Bug 7211 - Support save as "Web page, complete" into a directory with separate files for resources
: Support save as "Web page, complete" into a directory with separate files for...
Status: NEW
: WebKit
WebKit Misc.
: 420+
: Macintosh Mac OS X 10.4
: P2 Enhancement
Assigned To:
:
:
:
:
  Show dependency treegraph
 
Reported: 2006-02-11 23:33 PST by
Modified: 2012-10-08 11:43 PST (History)


Attachments


Note

You need to log in before you can comment on or make changes to this bug.

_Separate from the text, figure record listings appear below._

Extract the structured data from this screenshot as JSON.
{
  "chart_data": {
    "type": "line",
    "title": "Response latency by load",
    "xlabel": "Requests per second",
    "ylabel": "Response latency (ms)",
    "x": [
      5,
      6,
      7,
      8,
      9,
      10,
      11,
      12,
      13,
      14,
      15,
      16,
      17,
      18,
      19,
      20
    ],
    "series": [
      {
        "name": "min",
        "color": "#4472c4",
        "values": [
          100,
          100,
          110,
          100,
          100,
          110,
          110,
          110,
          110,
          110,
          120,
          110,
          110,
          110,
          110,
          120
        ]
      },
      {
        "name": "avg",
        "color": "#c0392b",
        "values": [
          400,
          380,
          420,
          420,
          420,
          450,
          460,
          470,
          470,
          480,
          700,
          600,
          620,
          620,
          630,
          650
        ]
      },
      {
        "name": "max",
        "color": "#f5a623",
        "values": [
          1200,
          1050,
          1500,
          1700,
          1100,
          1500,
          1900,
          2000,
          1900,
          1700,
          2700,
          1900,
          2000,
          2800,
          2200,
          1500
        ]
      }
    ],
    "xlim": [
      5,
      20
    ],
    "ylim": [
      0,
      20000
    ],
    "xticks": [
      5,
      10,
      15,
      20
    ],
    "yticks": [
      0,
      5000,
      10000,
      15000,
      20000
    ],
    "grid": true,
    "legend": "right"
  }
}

Description From 2006-02-11 23:33:05 PST
It would be nice if WebKit supported saving a web page as "Web page, complete" in the same way that Firefox saves web pages (storing the HTML file with a similarly-named directory for resources from the original page).
------- Comment #1 From 2006-02-12 02:53:54 PST -------
Agreed, this would make the life of bug reducers a LOT easier, now i have to fire up Firefox to do these things :)
------- Comment #2 From 2008-06-25 09:31:35 PST -------
I'm interested in fixing this for the GTK port but I suspect that most of the code would be shared with other ports.

Did someone already try to do this? Do you have implementation suggestions?
------- Comment #3 From 2008-06-25 09:51:50 PST -------
(In reply to comment #2)
> Did someone already try to do this?

No, not that I'm aware of.

> Do you have implementation suggestions?

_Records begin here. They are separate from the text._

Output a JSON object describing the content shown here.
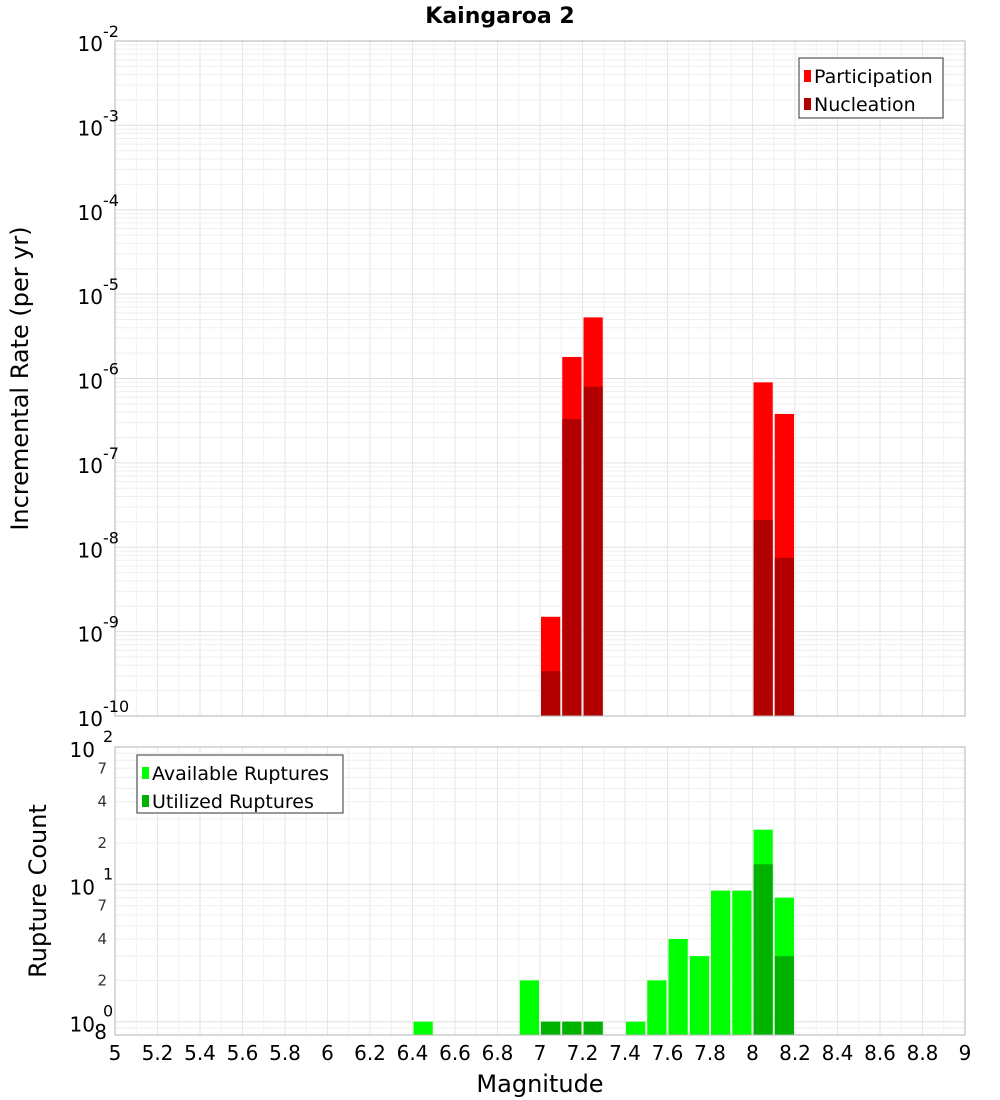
{
  "title": "Kaingaroa 2",
  "chart_data": [
    {
      "type": "bar",
      "panel": "rates",
      "ylabel": "Incremental Rate (per yr)",
      "yscale": "log",
      "ylim": [
        1e-10,
        0.01
      ],
      "xlim": [
        5,
        9
      ],
      "bin_width": 0.1,
      "legend": {
        "placement": "top-right",
        "entries": [
          "Participation",
          "Nucleation"
        ]
      },
      "y_ticks": [
        {
          "base": "10",
          "exp": "-10",
          "value": 1e-10
        },
        {
          "base": "10",
          "exp": "-9",
          "value": 1e-09
        },
        {
          "base": "10",
          "exp": "-8",
          "value": 1e-08
        },
        {
          "base": "10",
          "exp": "-7",
          "value": 1e-07
        },
        {
          "base": "10",
          "exp": "-6",
          "value": 1e-06
        },
        {
          "base": "10",
          "exp": "-5",
          "value": 1e-05
        },
        {
          "base": "10",
          "exp": "-4",
          "value": 0.0001
        },
        {
          "base": "10",
          "exp": "-3",
          "value": 0.001
        },
        {
          "base": "10",
          "exp": "-2",
          "value": 0.01
        }
      ],
      "series": [
        {
          "name": "Participation",
          "color": "#ff0000",
          "points": [
            {
              "x": 7.05,
              "y": 1.5e-09
            },
            {
              "x": 7.15,
              "y": 1.8e-06
            },
            {
              "x": 7.25,
              "y": 5.3e-06
            },
            {
              "x": 8.05,
              "y": 9e-07
            },
            {
              "x": 8.15,
              "y": 3.8e-07
            }
          ]
        },
        {
          "name": "Nucleation",
          "color": "#b20000",
          "points": [
            {
              "x": 7.05,
              "y": 3.4e-10
            },
            {
              "x": 7.15,
              "y": 3.3e-07
            },
            {
              "x": 7.25,
              "y": 8e-07
            },
            {
              "x": 8.05,
              "y": 2.1e-08
            },
            {
              "x": 8.15,
              "y": 7.5e-09
            }
          ]
        }
      ]
    },
    {
      "type": "bar",
      "panel": "counts",
      "xlabel": "Magnitude",
      "ylabel": "Rupture Count",
      "yscale": "log",
      "ylim": [
        0.8,
        100
      ],
      "xlim": [
        5,
        9
      ],
      "bin_width": 0.1,
      "legend": {
        "placement": "top-left",
        "entries": [
          "Available Ruptures",
          "Utilized Ruptures"
        ]
      },
      "y_major_ticks": [
        {
          "base": "10",
          "exp": "0",
          "value": 1
        },
        {
          "base": "10",
          "exp": "1",
          "value": 10
        },
        {
          "base": "10",
          "exp": "2",
          "value": 100
        }
      ],
      "y_minor_ticks": [
        {
          "label": "8",
          "value": 0.8
        },
        {
          "label": "2",
          "value": 2
        },
        {
          "label": "4",
          "value": 4
        },
        {
          "label": "7",
          "value": 7
        },
        {
          "label": "2",
          "value": 20
        },
        {
          "label": "4",
          "value": 40
        },
        {
          "label": "7",
          "value": 70
        }
      ],
      "x_ticks": [
        "5",
        "5.2",
        "5.4",
        "5.6",
        "5.8",
        "6",
        "6.2",
        "6.4",
        "6.6",
        "6.8",
        "7",
        "7.2",
        "7.4",
        "7.6",
        "7.8",
        "8",
        "8.2",
        "8.4",
        "8.6",
        "8.8",
        "9"
      ],
      "series": [
        {
          "name": "Available Ruptures",
          "color": "#00ff00",
          "points": [
            {
              "x": 6.45,
              "y": 1
            },
            {
              "x": 6.95,
              "y": 2
            },
            {
              "x": 7.05,
              "y": 1
            },
            {
              "x": 7.15,
              "y": 1
            },
            {
              "x": 7.25,
              "y": 1
            },
            {
              "x": 7.45,
              "y": 1
            },
            {
              "x": 7.55,
              "y": 2
            },
            {
              "x": 7.65,
              "y": 4
            },
            {
              "x": 7.75,
              "y": 3
            },
            {
              "x": 7.85,
              "y": 9
            },
            {
              "x": 7.95,
              "y": 9
            },
            {
              "x": 8.05,
              "y": 25
            },
            {
              "x": 8.15,
              "y": 8
            }
          ]
        },
        {
          "name": "Utilized Ruptures",
          "color": "#00b200",
          "points": [
            {
              "x": 7.05,
              "y": 1
            },
            {
              "x": 7.15,
              "y": 1
            },
            {
              "x": 7.25,
              "y": 1
            },
            {
              "x": 8.05,
              "y": 14
            },
            {
              "x": 8.15,
              "y": 3
            }
          ]
        }
      ]
    }
  ]
}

Basically the code will need to walk (or somehow traverse) the HTML DOM looking for references to external resources (like images, CSS files, JavaScript files, etc.) and (1) modify the references to point to (new) local copies that will be saved on disk and (2) queue the resources for later saving to disk.  And this will have to be done "recursively" for all resources since the outer HTML file could reference an <iframe>, which could reference another <iframe>, etc.

Note that you'll have to walk the CSS object model (CSS OM) as well since references such as other CSS files and images may be included in CSS source.  (Firefox 2.0.0.x currently doesn't do this, so you don't truly get a complete web page with this feature.  Haven't tried Firefox 3 yet.)

Finally, I'd use Firefox 2/3 as a guide for how to structure the output (it saves the top level HTML file with a "_files" directory beside it, but any subresources that are HTML pages use a "_data" suffix for their corresponding directory), and then improve on the design as needed.
------- Comment #4 From 2008-06-25 09:53:58 PST -------
(In reply to comment #2)
> Do you have implementation suggestions?

Also the current WebArchive code in WebCore walks the HTML DOM and CSS OM in a similar fashion today, so that code may be reused or at least act as a starting point.
------- Comment #5 From 2008-09-02 10:34:24 PST -------
(In reply to comment #2)
> I'm interested in fixing this for the GTK port but I suspect that most of the
> code would be shared with other ports.

In the end we decided that MHTML was better for our requirements, so I implemented that instead. As a user I hope that somebody else will fix this :)
------- Comment #6 From 2008-10-30 09:51:40 PST -------
In <https://lists.webkit.org/pipermail/webkit-dev/2008-October/005537.html>, Darin Fisher wrote:

We have code to support this feature in the Chromium code base.  You can find it here:
http://src.chromium.org/viewvc/chrome/trunk/src/webkit/glue/dom_serializer.h?view=markup
http://src.chromium.org/viewvc/chrome/trunk/src/webkit/glue/dom_serializer.cc?view=markup

It is something we would love to one day see as part of WebKit.
------- Comment #7 From 2012-10-08 11:43:34 PST -------
Renaming, since this enhancement request is not about Firefox compatibility at all.